Unscheduled updates should happen whenever a source system changes. A new field added to the CRM, a modified calculation on the management dashboard, or a new AI prompt that draws on client records are each a trigger for an immediate update. The Acceldata guidance on data dictionaries recommends a straightforward change-control loop: the request is logged, a steward approves it, and the dictionary is updated before the change goes live rather than after. That sequence prevents the quiet divergence that happens when systems change and documentation follows weeks later, if at all.
Ownership per domain makes the whole cycle work. A working structure for a 5 to 50 person services firm is one named data owner per domain: clients, finance, and people. Three people, three domains, a shared calendar event for the quarterly review. The DAMA UK Data Management Body of Knowledge identifies ownership as the foundational control for data accuracy: without a named steward, no one notices when a definition becomes outdated, because no one is looking.
What sits alongside a data dictionary in a working data setup?
Three things determine whether a data dictionary stays a live tool over time. A direct connection to real work is the first: the dictionary should be the answer to “how is that number calculated?” not a document people remember only during compliance reviews. Named ownership per domain is the second. A scheduled review date that people actually keep is the third.

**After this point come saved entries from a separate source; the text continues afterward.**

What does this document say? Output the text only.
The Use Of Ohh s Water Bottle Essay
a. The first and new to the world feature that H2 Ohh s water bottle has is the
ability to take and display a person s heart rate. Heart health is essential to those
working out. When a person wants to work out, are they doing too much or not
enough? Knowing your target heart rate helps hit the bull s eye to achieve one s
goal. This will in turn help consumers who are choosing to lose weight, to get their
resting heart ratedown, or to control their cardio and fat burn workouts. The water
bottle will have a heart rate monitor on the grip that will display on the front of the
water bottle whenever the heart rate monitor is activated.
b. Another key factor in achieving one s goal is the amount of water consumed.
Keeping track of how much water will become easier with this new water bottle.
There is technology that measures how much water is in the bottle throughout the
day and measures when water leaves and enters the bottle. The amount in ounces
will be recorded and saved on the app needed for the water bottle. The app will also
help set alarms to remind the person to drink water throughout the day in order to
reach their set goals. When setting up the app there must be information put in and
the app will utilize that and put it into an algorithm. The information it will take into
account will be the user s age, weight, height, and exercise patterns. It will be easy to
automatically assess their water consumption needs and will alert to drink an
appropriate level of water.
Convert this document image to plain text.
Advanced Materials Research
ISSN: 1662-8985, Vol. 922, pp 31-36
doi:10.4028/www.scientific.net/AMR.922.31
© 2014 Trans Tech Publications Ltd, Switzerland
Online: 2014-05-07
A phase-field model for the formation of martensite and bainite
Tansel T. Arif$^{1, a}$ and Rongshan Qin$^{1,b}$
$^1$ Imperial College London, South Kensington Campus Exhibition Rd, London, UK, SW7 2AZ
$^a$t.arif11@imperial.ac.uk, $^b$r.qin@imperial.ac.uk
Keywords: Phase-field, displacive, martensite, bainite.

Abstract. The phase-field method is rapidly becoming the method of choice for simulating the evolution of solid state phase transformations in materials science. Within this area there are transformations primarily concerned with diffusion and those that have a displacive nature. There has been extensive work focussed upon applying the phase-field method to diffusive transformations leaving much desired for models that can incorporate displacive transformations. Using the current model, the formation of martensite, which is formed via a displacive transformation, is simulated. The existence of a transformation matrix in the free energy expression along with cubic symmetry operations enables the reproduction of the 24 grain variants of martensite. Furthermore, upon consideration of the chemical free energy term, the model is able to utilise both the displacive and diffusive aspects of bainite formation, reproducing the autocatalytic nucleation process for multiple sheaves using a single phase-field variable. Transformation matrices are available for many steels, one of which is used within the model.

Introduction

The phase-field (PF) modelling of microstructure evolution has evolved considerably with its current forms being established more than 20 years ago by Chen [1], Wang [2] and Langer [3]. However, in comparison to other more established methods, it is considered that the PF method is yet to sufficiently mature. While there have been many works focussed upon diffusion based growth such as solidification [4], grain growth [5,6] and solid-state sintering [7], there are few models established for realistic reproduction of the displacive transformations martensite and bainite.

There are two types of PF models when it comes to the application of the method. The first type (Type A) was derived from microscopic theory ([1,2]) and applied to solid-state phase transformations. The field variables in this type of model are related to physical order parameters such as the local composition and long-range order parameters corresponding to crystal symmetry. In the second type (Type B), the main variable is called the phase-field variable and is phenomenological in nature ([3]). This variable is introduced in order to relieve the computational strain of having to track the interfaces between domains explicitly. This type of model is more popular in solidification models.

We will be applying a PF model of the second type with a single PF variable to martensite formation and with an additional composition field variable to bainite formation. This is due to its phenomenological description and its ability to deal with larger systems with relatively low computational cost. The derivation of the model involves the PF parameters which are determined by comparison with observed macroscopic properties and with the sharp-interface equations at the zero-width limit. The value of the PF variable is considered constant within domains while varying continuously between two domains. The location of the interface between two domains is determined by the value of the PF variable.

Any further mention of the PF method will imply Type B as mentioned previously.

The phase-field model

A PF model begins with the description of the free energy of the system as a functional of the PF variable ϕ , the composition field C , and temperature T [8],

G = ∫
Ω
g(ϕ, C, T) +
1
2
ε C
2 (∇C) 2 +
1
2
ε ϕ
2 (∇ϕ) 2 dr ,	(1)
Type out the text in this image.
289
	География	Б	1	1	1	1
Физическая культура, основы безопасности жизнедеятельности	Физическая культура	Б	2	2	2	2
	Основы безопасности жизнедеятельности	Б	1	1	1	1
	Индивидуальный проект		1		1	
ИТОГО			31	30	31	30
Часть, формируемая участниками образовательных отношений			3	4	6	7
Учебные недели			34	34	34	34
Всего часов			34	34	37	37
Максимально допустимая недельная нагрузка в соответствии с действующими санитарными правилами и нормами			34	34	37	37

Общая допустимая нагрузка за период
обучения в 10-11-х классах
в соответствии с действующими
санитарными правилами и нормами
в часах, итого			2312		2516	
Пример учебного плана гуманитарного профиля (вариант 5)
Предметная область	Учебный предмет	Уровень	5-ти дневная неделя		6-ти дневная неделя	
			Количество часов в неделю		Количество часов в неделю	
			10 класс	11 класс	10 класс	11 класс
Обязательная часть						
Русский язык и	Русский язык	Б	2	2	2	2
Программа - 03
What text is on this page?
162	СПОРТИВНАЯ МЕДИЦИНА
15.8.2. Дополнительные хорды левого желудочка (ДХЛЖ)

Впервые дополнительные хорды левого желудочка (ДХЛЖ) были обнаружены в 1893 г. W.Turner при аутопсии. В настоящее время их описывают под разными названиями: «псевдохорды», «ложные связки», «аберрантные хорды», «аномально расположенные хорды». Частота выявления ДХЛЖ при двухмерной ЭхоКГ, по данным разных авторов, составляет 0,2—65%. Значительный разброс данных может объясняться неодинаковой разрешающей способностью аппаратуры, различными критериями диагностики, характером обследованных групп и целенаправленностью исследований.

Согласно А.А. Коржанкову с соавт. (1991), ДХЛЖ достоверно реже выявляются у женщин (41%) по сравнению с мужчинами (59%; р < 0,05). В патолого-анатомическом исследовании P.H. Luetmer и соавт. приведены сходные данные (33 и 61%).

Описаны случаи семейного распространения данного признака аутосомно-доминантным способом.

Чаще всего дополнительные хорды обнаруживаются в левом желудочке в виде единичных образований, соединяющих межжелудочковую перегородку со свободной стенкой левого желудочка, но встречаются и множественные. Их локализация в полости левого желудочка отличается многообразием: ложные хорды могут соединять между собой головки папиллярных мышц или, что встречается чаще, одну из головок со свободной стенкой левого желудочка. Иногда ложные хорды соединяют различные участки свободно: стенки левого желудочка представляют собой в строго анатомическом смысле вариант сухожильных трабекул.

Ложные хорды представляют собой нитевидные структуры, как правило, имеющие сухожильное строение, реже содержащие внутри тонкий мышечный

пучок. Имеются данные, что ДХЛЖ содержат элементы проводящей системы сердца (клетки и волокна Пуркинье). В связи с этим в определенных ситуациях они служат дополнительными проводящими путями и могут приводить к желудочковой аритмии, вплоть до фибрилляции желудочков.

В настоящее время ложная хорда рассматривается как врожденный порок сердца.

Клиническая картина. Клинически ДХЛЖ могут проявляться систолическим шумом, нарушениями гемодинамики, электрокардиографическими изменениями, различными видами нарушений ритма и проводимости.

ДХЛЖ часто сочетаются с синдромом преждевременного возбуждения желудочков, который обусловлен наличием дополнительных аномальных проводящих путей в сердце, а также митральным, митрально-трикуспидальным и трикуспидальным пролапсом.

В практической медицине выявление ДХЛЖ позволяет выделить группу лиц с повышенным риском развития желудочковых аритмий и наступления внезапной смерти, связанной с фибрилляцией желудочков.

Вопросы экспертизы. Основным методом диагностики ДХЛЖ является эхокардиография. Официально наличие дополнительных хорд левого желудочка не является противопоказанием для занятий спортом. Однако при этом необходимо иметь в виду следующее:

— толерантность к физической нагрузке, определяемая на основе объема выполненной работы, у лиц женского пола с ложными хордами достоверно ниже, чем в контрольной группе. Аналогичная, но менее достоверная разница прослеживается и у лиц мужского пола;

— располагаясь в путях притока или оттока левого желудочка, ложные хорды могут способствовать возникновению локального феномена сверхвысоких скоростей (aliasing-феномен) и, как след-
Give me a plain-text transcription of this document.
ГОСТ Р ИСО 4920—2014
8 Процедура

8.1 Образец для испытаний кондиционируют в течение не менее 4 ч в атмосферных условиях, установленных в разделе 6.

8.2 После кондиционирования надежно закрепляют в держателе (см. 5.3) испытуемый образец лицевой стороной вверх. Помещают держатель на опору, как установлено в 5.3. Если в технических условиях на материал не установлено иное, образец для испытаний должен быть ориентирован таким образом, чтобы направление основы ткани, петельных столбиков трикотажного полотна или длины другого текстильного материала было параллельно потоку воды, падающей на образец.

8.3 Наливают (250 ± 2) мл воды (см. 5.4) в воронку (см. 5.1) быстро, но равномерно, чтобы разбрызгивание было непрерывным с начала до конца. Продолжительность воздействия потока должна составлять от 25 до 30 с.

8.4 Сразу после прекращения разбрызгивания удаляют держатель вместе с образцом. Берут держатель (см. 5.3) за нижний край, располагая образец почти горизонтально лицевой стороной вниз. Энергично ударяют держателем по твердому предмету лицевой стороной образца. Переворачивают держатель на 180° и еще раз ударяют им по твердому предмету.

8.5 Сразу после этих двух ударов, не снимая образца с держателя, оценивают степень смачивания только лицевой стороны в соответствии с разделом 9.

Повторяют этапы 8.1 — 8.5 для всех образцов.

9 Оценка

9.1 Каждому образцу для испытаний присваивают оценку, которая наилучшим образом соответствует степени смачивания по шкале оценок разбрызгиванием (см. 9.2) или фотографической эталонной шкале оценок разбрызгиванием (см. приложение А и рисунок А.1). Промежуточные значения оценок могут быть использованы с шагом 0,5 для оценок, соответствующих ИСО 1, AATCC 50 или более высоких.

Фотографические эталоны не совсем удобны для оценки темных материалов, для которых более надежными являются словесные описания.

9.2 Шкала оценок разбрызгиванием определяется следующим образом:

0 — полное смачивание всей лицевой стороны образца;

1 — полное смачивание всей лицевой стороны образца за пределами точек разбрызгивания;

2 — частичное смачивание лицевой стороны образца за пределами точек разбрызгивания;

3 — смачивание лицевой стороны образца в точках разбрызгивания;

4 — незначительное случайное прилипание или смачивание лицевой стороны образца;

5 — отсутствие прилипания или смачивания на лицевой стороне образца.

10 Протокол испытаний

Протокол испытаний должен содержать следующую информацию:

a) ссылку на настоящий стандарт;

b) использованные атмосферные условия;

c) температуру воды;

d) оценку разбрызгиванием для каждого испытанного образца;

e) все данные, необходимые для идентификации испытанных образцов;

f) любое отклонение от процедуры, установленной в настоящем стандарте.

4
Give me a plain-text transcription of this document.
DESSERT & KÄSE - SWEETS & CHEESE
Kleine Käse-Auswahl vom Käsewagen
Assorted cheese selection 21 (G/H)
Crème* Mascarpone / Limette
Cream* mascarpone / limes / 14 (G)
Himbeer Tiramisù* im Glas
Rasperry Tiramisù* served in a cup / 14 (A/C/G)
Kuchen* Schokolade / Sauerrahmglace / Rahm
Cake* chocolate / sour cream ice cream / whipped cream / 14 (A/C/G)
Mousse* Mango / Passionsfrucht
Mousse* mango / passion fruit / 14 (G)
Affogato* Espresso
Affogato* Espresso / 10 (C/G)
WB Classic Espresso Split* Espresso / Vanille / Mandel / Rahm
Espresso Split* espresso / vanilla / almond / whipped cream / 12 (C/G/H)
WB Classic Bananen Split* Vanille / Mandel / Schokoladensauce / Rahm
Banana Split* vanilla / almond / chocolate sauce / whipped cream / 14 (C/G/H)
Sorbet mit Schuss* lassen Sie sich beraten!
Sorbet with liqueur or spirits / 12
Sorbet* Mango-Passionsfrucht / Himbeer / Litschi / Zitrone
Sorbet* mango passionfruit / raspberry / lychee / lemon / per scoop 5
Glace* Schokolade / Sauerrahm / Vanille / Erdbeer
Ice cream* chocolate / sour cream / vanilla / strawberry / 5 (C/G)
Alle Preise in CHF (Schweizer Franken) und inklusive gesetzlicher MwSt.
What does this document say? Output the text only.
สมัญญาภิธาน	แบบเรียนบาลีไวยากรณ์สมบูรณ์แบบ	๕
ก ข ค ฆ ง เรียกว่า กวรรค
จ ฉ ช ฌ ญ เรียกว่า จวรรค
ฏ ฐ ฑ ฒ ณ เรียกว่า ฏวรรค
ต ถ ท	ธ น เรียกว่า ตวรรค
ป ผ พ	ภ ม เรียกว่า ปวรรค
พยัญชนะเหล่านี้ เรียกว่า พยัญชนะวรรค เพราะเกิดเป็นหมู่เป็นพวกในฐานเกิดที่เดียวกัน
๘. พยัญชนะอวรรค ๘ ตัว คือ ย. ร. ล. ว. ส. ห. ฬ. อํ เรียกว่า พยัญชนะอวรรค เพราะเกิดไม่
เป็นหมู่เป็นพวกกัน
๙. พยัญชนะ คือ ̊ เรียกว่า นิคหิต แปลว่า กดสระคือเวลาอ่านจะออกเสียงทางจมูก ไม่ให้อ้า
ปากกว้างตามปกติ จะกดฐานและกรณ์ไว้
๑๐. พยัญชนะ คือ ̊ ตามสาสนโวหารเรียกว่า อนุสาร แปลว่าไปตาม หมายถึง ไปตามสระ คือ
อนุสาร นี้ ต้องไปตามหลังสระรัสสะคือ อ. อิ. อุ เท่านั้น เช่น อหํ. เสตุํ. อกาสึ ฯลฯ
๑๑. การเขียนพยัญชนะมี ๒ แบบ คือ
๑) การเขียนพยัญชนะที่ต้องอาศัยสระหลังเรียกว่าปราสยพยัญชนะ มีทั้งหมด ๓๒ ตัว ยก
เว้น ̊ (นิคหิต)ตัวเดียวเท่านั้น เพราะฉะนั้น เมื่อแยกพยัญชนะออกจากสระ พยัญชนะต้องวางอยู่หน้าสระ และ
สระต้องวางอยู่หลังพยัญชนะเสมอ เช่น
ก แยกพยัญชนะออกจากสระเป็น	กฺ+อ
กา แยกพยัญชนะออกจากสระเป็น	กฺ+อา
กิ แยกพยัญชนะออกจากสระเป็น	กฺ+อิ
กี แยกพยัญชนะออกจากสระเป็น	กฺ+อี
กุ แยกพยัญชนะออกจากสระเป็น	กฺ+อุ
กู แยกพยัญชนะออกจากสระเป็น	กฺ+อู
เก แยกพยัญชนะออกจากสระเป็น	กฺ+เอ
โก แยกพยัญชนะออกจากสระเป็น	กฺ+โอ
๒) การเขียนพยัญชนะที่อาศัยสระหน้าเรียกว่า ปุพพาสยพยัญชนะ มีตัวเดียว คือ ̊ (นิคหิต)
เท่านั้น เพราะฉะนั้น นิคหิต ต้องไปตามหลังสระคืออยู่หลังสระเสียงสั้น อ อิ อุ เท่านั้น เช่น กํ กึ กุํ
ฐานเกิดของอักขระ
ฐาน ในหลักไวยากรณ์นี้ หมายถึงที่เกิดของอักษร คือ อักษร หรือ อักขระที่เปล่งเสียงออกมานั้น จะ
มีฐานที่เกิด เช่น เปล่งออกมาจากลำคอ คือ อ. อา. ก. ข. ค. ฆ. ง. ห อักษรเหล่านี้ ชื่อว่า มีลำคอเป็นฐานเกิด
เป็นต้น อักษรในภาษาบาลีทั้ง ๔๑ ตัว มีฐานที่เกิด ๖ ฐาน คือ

Two concepts sit alongside the dictionary in a complete working setup. An information asset register maps what personal data you hold and where it sits across your systems, aligned with ICO accountability requirements. Documentation of AI data flows records which datasets and fields feed each model or prompt your team uses, an obligation that the EU AI Act is beginning to formalise for organisations serving EU clients or deploying higher-risk AI applications. Neither of these is a separate project from the dictionary. A well-maintained dictionary, extended to include personal data categories and AI data sources, spans all three.
For tooling, a structured Google Sheet or a Notion table is sufficient for a firm with one to three systems. Enterprise catalogue platforms such as Alation and Dataedo automate metadata extraction from databases and SaaS tools, but they are sized for larger organisations and are not the right starting point at this scale. Leadership Services’ Business Leaders Playbook for Data recommends Confluence, Notion, SharePoint, or even a structured spreadsheet as practical first-line options for owner-managed businesses.
What the NHS Digital experience confirms at scale: inconsistent field definitions undermine management reporting regardless of organisation size. A working dictionary earns its place by being current, owned, and tied to the numbers people actually use.
The quickest starting point is whichever reconciliation problem you have had most recently. Trace it back to the field that caused it. That field is your first dictionary entry. Build the 20 that matter most around it, name the three domain owners, set a review date, and link each KPI in your dashboard to its entry before the next quarterly review.